Support sheet 8
The Dying Process
Observing someone approaching death may be a frightening experience for some
people. Although the dying process is unique to every individual there are often
some common characteristics that a person may show during this time. Being aware
of some of these changes may help both relatives and staff understand what is
happening and be better prepared to deal with the changes.

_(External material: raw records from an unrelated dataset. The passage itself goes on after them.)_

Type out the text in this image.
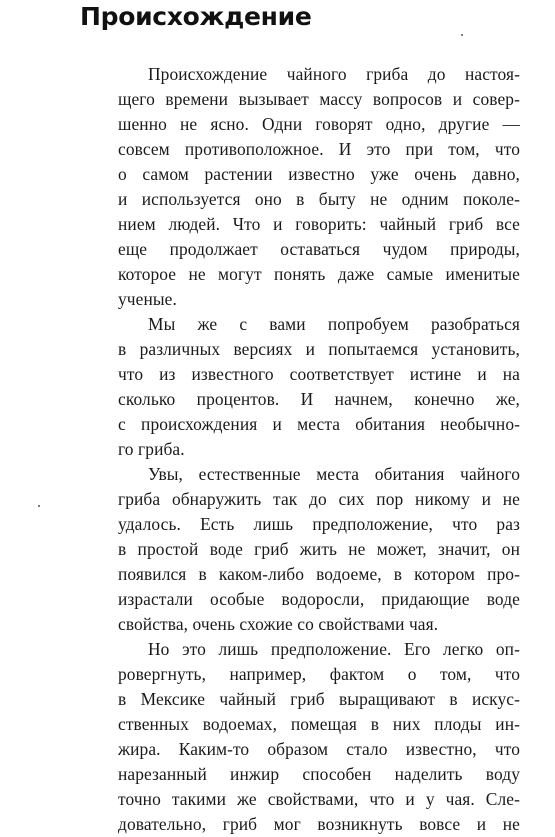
Происхождение
Происхождение чайного гриба до настоя-
щего времени вызывает массу вопросов и совер-
шенно не ясно. Одни говорят одно, другие —
совсем противоположное. И это при том, что
о самом растении известно уже очень давно,
и используется оно в быту не одним поколе-
нием людей. Что и говорить: чайный гриб все
еще продолжает оставаться чудом природы,
которое не могут понять даже самые именитые
ученые.
Мы же с вами попробуем разобраться
в различных версиях и попытаемся установить,
что из известного соответствует истине и на
сколько процентов. И начнем, конечно же,
с происхождения и места обитания необычно-
го гриба.
Увы, естественные места обитания чайного
гриба обнаружить так до сих пор никому и не
удалось. Есть лишь предположение, что раз
в простой воде гриб жить не может, значит, он
появился в каком-либо водоеме, в котором про-
израстали особые водоросли, придающие воде
свойства, очень схожие со свойствами чая.
Но это лишь предположение. Его легко оп-
ровергнуть, например, фактом о том, что
в Мексике чайный гриб выращивают в искус-
ственных водоемах, помещая в них плоды ин-
жира. Каким-то образом стало известно, что
нарезанный инжир способен наделить воду
точно такими же свойствами, что и у чая. Сле-
довательно, гриб мог возникнуть вовсе и не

! Once there is an indication that someone’s death is imminent the doctors and
nurses looking after the person may discuss with the relatives and carers what, if
any, medication should be ceased or continued. The reasons for that decision
should be explained clearly.
! There will come a time when food and drink is no longer needed and it may feel
like a failure not to provide it. Moistening the lips and mouth may be all that is
needed and will provide comfort both to the individual and the family/carer if they
are involved in providing this.
! There will be changes in breathing levels and the sounds of breathing. The person
may make noises or fidget. This will probably not be distressing to the dying
person but the doctor may recommend medication to help reduce noisy ‘rattle’

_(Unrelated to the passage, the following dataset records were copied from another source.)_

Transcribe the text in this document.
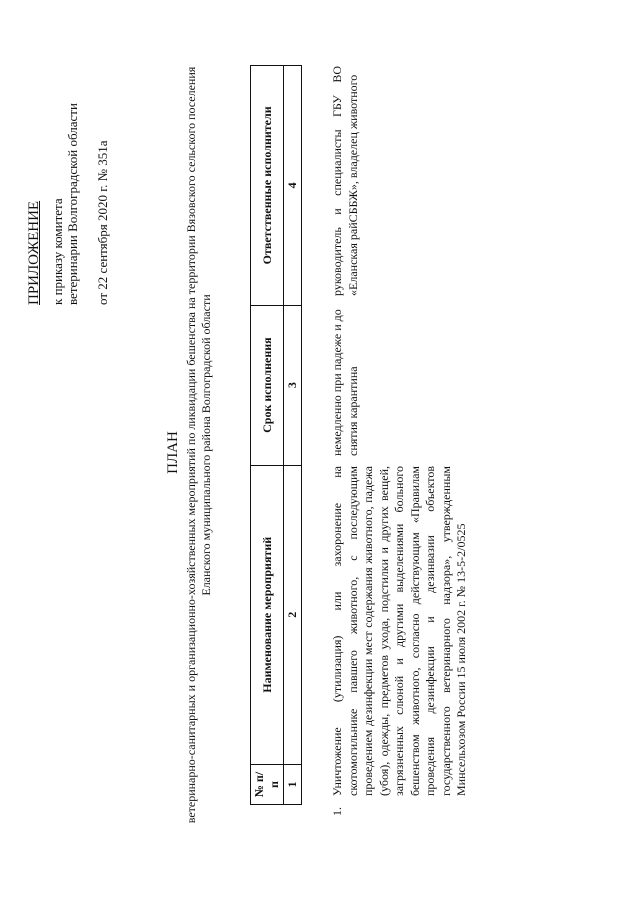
ПРИЛОЖЕНИЕ к приказу комитета ветеринарии Волгоградской области от 22 сентября 2020 г. № 351а
ПЛАН ветеринарно-санитарных и организационно-хозяйственных мероприятий по ликвидации бешенства на территории Вязовского сельского поселения Еланского муниципального района Волгоградской области
№ п/п	Наименование мероприятий	Срок исполнения	Ответственные исполнители
1	2	3	4
1.	Уничтожение (утилизация) или захоронение на скотомогильнике павшего животного, с последующим проведением дезинфекции мест содержания животного, падежа (убоя), одежды, предметов ухода, подстилки и других вещей, загрязненных слюной и другими выделениями больного бешенством животного, согласно действующим «Правилам проведения дезинфекции и дезинвазии объектов государственного ветеринарного надзора», утвержденным Минсельхозом России 15 июля 2002 г. № 13-5-2/0525	немедленно при падеже и до снятия карантина	руководитель и специалисты ГБУ ВО «Еланская райСББЖ», владелец животного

! The dying person may drift in and out of consciousness during the final days or
hours but may still be able to hear what is said around them and take comfort from
carers, family and friends.
! At this stage a decision should be made about positioning for comfort rather than
the usual regular pressure relieve turning. It is not appropriate to disturb someone
who is obviously in a comfortable position in the last hours of life.
! As the end of life approaches the circulation slows and the person’s fingers, toes,
nose and ears will feel cool and turn bluish. This is natural and does not mean
they need to be ‘warmed up’.
! For most people the final moments will be peaceful, breathing will become slower
or intermittent before finally stopping.